Michele Bachmann migraines described as incapacitating

Michelle Bachmann

A story from the conservative Daily Caller is raising questions over whether Republican presidential candidate Michele Bachmann gets migraine headaches that can incapacitate her for days at a time - as well as why her former allies might offer up such information.

The story, which cites "three people who have worked closely with Bachmann," charges that the Minnesota lawmaker was hospitalized at least three times last year for stress-induced severe headaches. It says the migraines occur roughly once a week on average and can "incapacitate" Bachmann for days.

Asked about the report, Bachmann spokesperson Alice Stewart had this to say to CBS News: "Millions of Americans suffer with migraines. Congresswoman Bachmann does have migraines, and they are treated with medication."

Stewart is quoted by the Daily Caller saying the migraines are "under control" and charging that the information in the story is "incorrect." She declined to discuss Bachmann's medical history.

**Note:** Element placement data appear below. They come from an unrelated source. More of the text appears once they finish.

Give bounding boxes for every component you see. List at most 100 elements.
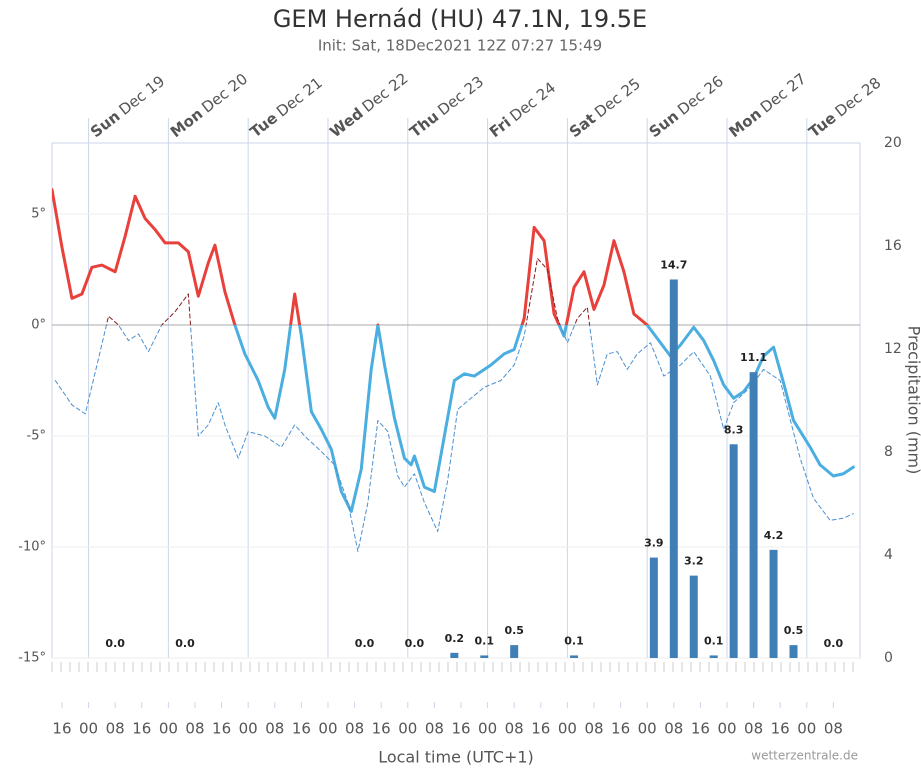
- x-tick-label: 16: [212, 720, 231, 738]
- x-tick-label: 08: [664, 720, 683, 738]
- x-tick-label: 08: [584, 720, 603, 738]
- x-tick-label: 16: [52, 720, 71, 738]
- precip-bar: [789, 645, 797, 658]
- day-label: SunDec 26: [645, 72, 726, 141]
- date: Dec 21: [273, 73, 326, 120]
- weekday: Sun: [645, 107, 681, 141]
- weekday: Wed: [326, 104, 366, 141]
- precip-label: 0.2: [445, 632, 465, 645]
- day-label: TueDec 21: [246, 73, 325, 140]
- date: Dec 25: [591, 74, 644, 121]
- precip-bar: [480, 655, 488, 658]
- x-tick-label: 16: [372, 720, 391, 738]
- precip-bar: [770, 550, 778, 658]
- plot-frame: [52, 143, 860, 658]
- x-axis-label: Local time (UTC+1): [378, 748, 534, 767]
- precip-label: 0.5: [504, 624, 524, 637]
- day-label: ThuDec 23: [406, 72, 487, 141]
- x-tick-label: 08: [824, 720, 843, 738]
- x-tick-label: 08: [505, 720, 524, 738]
- precip-label: 0.0: [105, 637, 125, 650]
- x-tick-label: 16: [691, 720, 710, 738]
- date: Dec 27: [757, 69, 810, 116]
- y2-tick-label: 16: [884, 238, 902, 254]
- precip-label: 3.2: [684, 555, 704, 568]
- precip-bar: [570, 655, 578, 658]
- precip-label: 0.5: [784, 624, 804, 637]
- chart-subtitle: Init: Sat, 18Dec2021 12Z 07:27 15:49: [318, 37, 602, 55]
- precip-label: 0.1: [564, 634, 584, 647]
- date: Dec 20: [198, 69, 251, 116]
- precip-bar: [730, 444, 738, 658]
- x-tick-label: 00: [318, 720, 337, 738]
- chart-title: GEM Hernád (HU) 47.1N, 19.5E: [273, 5, 647, 33]
- x-tick-label: 16: [531, 720, 550, 738]
- precip-label: 0.0: [355, 637, 375, 650]
- day-label: MonDec 20: [167, 69, 251, 140]
- date: Dec 26: [674, 72, 727, 119]
- day-label: FriDec 24: [486, 78, 559, 141]
- x-tick-label: 08: [744, 720, 763, 738]
- day-label: TueDec 28: [805, 73, 884, 140]
- date: Dec 19: [115, 72, 168, 119]
- x-tick-label: 00: [398, 720, 417, 738]
- precip-label: 0.0: [175, 637, 195, 650]
- y-tick-label: -10°: [18, 540, 46, 555]
- weekday: Tue: [246, 108, 280, 140]
- y2-tick-label: 0: [884, 650, 893, 666]
- y-tick-label: -15°: [18, 651, 46, 666]
- precip-label: 0.1: [475, 634, 495, 647]
- x-tick-label: 00: [79, 720, 98, 738]
- date: Dec 23: [434, 72, 487, 119]
- precip-label: 4.2: [764, 529, 784, 542]
- x-tick-label: 08: [185, 720, 204, 738]
- precip-bar: [650, 558, 658, 658]
- precip-label: 8.3: [724, 423, 744, 436]
- date: Dec 24: [506, 78, 559, 125]
- weekday: Mon: [167, 104, 206, 140]
- date: Dec 22: [358, 69, 411, 116]
- y2-tick-label: 20: [884, 135, 902, 151]
- y2-axis-label: Precipitation (mm): [905, 326, 921, 475]
- weekday: Thu: [406, 107, 442, 141]
- x-tick-label: 16: [451, 720, 470, 738]
- precip-label: 3.9: [644, 537, 664, 550]
- weekday: Sun: [87, 107, 123, 141]
- day-label: WedDec 22: [326, 69, 411, 141]
- x-tick-label: 16: [611, 720, 630, 738]
- precip-bar: [690, 576, 698, 658]
- x-tick-label: 00: [159, 720, 178, 738]
- precip-bar: [510, 645, 518, 658]
- weekday: Tue: [805, 108, 839, 140]
- y-tick-label: 5°: [31, 207, 46, 222]
- precip-label: 14.7: [660, 258, 687, 271]
- precip-label: 0.1: [704, 634, 724, 647]
- x-tick-label: 16: [292, 720, 311, 738]
- x-tick-label: 16: [132, 720, 151, 738]
- y-tick-label: 0°: [31, 318, 46, 333]
- weekday: Fri: [486, 113, 514, 141]
- y2-tick-label: 12: [884, 341, 902, 357]
- x-tick-label: 00: [239, 720, 258, 738]
- weekday: Sat: [566, 109, 599, 140]
- date: Dec 28: [831, 73, 884, 120]
- x-tick-label: 00: [638, 720, 657, 738]
- precip-bar: [670, 279, 678, 658]
- credit: wetterzentrale.de: [751, 749, 858, 763]
- y-tick-label: -5°: [27, 429, 46, 444]
- day-label: SatDec 25: [566, 74, 644, 141]
- day-label: SunDec 19: [87, 72, 168, 141]
- precip-bar: [750, 372, 758, 658]
- y2-tick-label: 4: [884, 547, 893, 563]
- x-tick-label: 08: [425, 720, 444, 738]
- precip-bar: [710, 655, 718, 658]
- wind-strip: [52, 662, 860, 702]
- x-tick-label: 08: [106, 720, 125, 738]
- x-tick-label: 16: [771, 720, 790, 738]
- precip-label: 0.0: [824, 637, 844, 650]
- precip-label: 11.1: [740, 351, 767, 364]
- x-tick-label: 00: [797, 720, 816, 738]
- x-tick-label: 00: [478, 720, 497, 738]
- y2-tick-label: 8: [884, 444, 893, 460]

Bachmann's congressional office acknowledged that she was hospitalized in July 2010, but it would not discuss the reason. The story says she was also hospitalized in May 2010 in Los Angeles after being "desperately sick from headaches" during her flight to the city and in October 2010 after falling ill (and being put into a bed) at a fundraiser in Connecticut.

It's worth noting here that Bachmann is known to have a poor relationship with many of the people who have worked for her, some of whom might want to cast Bachmann's migraines as more problematic than they actually are. (Former chief of staff Ron Carey, who has endorsed Tim Pawlenty in the presidential race, penned an incendiary op-ed in June saying Bachmann is not fit for the presidency.) The Daily Caller story appears to have been driven by an adviser to Bachmann's 2010 congressional campaign, who says Bachmann takes "all sorts of pills" to deal with her condition and is in constant contact with doctors. (Two others reportedly independently "provided detailed accounts of Bachmann's condition.")

The sources are described as acting out of concern that Bachmann could be incapacitated during a crisis if she becomes president as well as concern that she could lose badly in a general election campaign if the migraine issue takes center stage - not from a desire to bring down a former boss with whom they are now on bad terms.